Susan Hopgood a également salué la contribution apportée par Greta Thunberg, une activiste qui lutte contre les changements climatiques. L’UNESCO elle-même a déploré l’état désastreux de la planète dans son récent Rapport mondial de suivi. Elle a déclaré que les enseignant·e·s ont la responsabilité de réfuter les mensonges proférés au sujet des changements climatiques. L’éducation au développement durable doit figurer au cœur des programmes scolaires. Grâce à la créativité, à la collaboration et à la pensée critique, les écoles pourront changer leur manière d’appréhender les causes des changements climatiques. Pourtant, alors qu’il faudrait 40 milliards de dollars supplémentaires pour réaliser l’objectif d’une éducation pour tou·te·s poursuivi par l’ONU, des centaines de milliards de dollars sont encore dépensés dans les armes. C’était un discours mémorable.
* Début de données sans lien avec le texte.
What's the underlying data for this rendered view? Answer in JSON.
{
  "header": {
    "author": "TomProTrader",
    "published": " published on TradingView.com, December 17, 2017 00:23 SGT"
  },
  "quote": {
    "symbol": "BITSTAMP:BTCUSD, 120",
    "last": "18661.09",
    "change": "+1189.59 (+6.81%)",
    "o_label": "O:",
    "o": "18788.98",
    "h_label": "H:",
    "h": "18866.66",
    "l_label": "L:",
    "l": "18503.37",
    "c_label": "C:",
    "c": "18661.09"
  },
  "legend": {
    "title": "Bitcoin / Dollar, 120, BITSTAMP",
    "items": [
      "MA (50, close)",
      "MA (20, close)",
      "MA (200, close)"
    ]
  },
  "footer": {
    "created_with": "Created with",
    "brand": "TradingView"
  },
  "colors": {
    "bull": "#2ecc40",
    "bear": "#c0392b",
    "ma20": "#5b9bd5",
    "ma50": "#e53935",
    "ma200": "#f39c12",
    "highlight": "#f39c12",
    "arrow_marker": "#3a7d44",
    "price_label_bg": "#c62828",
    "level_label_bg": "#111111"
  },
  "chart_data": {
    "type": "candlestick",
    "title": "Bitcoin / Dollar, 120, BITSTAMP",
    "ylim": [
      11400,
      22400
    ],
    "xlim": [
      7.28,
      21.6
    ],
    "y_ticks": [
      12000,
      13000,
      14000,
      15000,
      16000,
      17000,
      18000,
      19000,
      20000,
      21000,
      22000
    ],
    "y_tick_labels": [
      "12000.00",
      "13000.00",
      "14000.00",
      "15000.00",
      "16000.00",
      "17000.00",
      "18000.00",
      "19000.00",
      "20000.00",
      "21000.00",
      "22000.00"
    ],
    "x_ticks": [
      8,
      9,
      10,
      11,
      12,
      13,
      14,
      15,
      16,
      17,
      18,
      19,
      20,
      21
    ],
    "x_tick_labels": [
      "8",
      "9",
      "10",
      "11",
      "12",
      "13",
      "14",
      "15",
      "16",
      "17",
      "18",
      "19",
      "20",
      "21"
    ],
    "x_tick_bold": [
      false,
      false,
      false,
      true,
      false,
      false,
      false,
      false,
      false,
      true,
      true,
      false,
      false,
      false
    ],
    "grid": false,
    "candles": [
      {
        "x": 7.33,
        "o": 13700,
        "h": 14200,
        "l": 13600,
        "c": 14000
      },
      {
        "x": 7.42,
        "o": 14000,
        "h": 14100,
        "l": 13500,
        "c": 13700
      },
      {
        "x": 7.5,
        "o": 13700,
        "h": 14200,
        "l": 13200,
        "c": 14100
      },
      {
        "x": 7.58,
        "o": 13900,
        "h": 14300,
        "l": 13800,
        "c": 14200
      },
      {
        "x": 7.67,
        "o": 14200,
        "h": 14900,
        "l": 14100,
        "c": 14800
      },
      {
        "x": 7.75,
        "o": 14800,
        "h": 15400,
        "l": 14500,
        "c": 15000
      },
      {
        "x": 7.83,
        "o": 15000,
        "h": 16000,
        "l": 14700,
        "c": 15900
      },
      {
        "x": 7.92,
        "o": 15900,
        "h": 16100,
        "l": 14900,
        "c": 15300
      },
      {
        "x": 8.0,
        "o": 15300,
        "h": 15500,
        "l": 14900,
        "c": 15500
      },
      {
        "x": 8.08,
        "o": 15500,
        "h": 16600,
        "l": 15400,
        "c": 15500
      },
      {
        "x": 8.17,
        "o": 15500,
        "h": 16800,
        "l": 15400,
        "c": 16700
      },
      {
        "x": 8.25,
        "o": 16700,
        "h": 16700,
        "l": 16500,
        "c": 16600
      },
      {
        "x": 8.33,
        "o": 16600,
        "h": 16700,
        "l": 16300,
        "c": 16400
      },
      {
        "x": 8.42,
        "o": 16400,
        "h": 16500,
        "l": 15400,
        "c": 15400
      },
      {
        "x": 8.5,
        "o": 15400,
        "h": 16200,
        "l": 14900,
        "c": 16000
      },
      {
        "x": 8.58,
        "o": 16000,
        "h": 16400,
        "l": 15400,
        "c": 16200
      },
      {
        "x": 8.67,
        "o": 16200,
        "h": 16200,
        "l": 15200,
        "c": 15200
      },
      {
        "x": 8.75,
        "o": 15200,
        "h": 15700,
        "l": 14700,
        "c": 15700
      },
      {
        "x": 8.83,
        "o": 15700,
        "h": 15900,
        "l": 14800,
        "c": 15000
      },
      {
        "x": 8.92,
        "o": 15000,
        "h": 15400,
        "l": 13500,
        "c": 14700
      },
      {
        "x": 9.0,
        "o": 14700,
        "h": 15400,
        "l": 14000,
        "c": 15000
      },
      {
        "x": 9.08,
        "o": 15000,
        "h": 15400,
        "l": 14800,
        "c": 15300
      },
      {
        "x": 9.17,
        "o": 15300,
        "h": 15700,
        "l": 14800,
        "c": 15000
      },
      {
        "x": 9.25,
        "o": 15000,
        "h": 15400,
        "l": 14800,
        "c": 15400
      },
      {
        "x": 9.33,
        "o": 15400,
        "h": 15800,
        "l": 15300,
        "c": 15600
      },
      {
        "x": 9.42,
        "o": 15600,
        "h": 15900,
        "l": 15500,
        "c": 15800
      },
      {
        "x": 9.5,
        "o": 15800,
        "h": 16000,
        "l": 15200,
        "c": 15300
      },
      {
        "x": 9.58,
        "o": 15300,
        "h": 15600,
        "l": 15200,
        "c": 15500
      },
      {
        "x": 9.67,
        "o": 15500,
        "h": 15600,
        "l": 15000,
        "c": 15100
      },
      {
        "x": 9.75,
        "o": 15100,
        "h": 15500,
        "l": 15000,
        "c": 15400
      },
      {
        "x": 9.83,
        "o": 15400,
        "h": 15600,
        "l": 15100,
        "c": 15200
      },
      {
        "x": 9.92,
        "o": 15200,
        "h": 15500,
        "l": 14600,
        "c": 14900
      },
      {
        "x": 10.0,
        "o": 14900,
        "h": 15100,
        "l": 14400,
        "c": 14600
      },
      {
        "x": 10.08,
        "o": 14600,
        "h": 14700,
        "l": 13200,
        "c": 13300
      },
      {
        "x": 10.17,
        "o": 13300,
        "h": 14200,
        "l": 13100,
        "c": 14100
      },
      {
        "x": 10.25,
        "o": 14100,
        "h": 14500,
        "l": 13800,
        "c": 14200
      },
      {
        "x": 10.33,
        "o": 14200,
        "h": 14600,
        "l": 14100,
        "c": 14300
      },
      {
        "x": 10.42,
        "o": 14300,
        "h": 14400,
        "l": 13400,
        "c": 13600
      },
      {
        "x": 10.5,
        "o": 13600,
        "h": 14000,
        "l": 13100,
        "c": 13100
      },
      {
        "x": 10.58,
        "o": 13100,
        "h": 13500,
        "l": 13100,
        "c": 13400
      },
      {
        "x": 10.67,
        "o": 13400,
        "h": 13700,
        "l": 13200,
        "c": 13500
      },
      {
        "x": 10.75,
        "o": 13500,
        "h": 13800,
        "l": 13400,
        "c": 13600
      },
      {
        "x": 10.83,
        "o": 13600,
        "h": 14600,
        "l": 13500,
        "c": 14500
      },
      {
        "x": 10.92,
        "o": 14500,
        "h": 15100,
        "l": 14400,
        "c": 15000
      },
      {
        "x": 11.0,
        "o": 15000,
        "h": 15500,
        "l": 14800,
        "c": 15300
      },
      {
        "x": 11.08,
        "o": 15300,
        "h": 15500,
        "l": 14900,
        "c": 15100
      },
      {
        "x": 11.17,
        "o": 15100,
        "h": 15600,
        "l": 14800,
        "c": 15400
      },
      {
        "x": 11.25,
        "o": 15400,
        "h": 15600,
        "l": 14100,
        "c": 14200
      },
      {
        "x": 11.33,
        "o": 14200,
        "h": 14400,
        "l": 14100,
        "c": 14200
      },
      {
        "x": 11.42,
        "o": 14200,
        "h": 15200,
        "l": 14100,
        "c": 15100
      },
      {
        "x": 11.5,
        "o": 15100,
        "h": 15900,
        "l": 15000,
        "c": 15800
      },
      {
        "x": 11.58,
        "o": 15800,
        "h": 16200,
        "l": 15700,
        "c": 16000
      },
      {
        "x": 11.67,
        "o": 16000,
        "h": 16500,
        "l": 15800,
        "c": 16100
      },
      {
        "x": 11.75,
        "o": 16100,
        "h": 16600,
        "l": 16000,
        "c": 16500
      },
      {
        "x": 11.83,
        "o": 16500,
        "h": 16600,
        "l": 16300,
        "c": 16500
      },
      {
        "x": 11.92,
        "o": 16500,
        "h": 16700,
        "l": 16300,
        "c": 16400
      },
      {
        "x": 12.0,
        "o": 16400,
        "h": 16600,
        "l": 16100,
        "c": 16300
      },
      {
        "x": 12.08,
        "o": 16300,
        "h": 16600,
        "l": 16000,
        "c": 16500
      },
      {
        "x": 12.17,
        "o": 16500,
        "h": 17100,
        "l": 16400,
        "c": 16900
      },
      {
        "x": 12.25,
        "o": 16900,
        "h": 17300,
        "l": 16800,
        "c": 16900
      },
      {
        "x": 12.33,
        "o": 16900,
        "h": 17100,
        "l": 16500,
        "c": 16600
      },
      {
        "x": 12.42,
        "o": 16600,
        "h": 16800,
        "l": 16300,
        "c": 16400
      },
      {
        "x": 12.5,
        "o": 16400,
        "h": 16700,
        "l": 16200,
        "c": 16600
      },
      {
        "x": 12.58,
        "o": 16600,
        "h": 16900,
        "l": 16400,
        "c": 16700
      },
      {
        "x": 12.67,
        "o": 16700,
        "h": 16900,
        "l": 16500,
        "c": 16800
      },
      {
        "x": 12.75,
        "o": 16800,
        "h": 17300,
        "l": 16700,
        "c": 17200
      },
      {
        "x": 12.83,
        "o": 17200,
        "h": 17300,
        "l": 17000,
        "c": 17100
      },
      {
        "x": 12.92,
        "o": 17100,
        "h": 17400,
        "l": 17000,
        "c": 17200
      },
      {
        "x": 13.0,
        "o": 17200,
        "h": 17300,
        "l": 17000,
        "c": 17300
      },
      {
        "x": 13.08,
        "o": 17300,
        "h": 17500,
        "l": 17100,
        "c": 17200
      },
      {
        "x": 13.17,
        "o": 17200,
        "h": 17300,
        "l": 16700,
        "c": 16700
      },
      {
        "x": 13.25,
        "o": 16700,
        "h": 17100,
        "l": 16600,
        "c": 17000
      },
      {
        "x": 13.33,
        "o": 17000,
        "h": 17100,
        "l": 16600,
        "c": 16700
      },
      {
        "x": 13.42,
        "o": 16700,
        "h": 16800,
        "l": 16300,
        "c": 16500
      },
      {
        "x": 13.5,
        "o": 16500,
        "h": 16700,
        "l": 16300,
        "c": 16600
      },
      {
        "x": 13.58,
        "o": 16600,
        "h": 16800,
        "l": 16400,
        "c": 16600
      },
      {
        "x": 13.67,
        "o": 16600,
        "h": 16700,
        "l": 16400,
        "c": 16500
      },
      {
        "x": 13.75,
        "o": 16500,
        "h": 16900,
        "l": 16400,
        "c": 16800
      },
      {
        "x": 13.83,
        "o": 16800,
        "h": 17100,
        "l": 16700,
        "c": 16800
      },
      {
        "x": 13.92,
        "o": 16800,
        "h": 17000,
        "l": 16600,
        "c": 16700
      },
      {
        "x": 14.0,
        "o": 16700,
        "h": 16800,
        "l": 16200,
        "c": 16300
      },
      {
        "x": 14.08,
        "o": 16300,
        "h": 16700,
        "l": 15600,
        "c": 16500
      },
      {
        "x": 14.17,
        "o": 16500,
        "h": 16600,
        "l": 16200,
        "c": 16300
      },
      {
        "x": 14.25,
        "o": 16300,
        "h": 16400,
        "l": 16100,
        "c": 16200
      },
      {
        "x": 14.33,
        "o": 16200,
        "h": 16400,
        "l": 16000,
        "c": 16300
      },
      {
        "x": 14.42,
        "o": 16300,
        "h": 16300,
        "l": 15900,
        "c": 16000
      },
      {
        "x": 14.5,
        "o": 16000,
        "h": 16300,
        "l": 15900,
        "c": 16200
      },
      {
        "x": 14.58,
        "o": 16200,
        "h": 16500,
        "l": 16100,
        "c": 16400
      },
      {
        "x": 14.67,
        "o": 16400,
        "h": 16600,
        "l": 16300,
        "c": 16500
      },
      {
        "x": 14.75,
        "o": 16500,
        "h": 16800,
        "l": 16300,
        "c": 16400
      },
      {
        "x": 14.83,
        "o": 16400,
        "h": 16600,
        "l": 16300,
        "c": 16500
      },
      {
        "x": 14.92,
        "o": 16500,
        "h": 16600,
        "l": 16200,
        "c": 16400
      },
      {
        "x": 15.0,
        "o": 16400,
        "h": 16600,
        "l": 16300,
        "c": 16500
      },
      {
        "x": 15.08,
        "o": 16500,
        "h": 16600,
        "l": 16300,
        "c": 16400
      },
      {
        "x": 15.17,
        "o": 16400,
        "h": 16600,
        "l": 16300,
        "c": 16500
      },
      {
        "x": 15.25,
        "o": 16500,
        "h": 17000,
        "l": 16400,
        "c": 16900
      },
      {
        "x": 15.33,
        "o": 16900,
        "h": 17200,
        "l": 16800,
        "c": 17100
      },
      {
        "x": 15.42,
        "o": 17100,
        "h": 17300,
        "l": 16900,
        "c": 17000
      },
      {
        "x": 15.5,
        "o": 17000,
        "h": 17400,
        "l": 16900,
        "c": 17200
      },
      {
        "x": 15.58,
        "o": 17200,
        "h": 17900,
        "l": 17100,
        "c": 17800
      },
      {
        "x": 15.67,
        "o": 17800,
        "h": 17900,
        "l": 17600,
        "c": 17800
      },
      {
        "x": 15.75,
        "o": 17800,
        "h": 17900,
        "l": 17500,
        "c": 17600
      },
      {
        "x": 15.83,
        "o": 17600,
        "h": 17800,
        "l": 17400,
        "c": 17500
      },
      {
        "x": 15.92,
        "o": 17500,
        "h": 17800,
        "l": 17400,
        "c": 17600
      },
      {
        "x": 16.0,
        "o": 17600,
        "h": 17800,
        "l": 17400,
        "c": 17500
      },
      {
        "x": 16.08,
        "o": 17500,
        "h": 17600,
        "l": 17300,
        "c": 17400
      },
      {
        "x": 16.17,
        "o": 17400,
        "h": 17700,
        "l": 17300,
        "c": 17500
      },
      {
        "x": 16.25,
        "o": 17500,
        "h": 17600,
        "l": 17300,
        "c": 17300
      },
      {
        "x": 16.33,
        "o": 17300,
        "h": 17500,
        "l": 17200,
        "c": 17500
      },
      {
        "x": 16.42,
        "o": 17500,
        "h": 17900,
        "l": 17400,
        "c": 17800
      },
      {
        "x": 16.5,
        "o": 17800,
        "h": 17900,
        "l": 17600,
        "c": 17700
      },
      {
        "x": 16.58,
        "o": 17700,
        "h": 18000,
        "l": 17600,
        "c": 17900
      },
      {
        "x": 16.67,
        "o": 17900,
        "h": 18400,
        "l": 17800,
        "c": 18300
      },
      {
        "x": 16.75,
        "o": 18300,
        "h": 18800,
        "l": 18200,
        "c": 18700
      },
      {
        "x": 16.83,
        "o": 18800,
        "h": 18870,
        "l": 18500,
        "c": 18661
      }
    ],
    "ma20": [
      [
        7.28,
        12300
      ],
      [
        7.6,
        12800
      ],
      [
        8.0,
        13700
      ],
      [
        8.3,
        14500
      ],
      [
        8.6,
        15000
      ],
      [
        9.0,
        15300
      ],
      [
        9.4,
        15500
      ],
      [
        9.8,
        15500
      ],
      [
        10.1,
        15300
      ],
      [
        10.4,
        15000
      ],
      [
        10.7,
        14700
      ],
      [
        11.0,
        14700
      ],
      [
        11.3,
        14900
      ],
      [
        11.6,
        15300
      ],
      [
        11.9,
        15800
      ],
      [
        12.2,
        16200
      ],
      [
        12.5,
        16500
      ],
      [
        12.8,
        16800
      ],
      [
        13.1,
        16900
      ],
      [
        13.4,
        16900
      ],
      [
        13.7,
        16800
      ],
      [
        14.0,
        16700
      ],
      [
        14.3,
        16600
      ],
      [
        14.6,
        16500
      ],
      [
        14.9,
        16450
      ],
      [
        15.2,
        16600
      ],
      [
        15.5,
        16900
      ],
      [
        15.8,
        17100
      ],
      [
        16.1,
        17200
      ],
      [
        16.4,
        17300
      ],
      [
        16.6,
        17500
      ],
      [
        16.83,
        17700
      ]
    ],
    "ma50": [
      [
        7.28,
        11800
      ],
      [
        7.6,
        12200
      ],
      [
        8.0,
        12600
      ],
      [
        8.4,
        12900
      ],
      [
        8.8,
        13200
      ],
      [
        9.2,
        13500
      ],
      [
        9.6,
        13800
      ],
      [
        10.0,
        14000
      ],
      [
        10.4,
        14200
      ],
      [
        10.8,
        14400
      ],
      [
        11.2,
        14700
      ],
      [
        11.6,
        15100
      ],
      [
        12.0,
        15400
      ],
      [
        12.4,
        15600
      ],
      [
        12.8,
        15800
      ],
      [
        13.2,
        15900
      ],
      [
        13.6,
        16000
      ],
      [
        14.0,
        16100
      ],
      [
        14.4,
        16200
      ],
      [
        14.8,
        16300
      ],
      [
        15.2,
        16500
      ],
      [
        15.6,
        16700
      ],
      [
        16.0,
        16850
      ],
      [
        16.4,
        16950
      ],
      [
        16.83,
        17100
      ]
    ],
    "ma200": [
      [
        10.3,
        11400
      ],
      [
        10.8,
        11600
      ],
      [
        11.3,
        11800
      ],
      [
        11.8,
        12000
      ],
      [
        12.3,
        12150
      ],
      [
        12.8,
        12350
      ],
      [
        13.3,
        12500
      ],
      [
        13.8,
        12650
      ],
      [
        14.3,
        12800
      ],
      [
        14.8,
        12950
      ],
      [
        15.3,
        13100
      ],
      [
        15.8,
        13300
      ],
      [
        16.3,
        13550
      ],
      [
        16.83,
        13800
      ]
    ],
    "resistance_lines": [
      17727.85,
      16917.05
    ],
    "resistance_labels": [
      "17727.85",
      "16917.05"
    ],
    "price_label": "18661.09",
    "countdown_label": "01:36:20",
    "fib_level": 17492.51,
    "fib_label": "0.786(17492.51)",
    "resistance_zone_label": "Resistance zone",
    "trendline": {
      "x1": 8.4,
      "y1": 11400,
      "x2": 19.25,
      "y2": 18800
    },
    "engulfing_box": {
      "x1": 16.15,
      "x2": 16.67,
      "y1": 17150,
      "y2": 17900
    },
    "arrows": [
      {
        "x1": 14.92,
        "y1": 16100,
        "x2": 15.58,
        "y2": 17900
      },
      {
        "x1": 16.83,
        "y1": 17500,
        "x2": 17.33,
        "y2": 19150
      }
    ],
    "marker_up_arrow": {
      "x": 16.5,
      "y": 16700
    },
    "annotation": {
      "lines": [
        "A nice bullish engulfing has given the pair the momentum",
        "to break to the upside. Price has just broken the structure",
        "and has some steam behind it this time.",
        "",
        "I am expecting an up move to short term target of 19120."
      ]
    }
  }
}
Le discours prononcé par David Edwards, le nouveau Secrétaire général de l’IE, le deuxième jour du Congrès, était tout aussi puissant. Succédant à Fred van Leeuwen, fondateur de l’IE, qui s’est retiré l’année dernière, David Edwards a présenté une vue panoramique de l’état de la profession au niveau mondial depuis le dernier Congrès de l’IE. Faisant écho à l’appel passionné d’Hopgood sur le changement climatique, il a souligné que la Confédération syndicale internationale soutiendrait la grève mondiale pour le climat du 20 septembre. « L’objectif de développement durable de l’ONU sur l’éducation est en péril », a-t-il déclaré. Aujourd’hui, 262 millions d’enfants en âge d’être scolarisé·e·s ne vont pas à l’école. D’après les projections actuelles, ce chiffre ne diminuera que de 30 millions d’ici 2030. Soixante-neuf millions d’enseignant·e·s supplémentaires sont nécessaires.

Il a rappelé que, à la suite de la campagne de l’Education pour Tou·te·s de l’IE, l’ONU s’est engagée, dans le cadre des Objectifs de développement durable (ODD), à garantir que tous les enfants sont formés par des enseignant·e·s qualifié·e·s. Une campagne parallèle visant à offrir aux personnels de soutien à l’éducation des conditions de travail décentes est désormais en cours. Les recherches de l’IE révèlent qu’il s’agit en majorité de femmes âgées entre 40 et 60 ans. Elles sont mal payées, ne peuvent pas participer à la prise de décision au sein de l’école et n’ont aucune perspective de carrière.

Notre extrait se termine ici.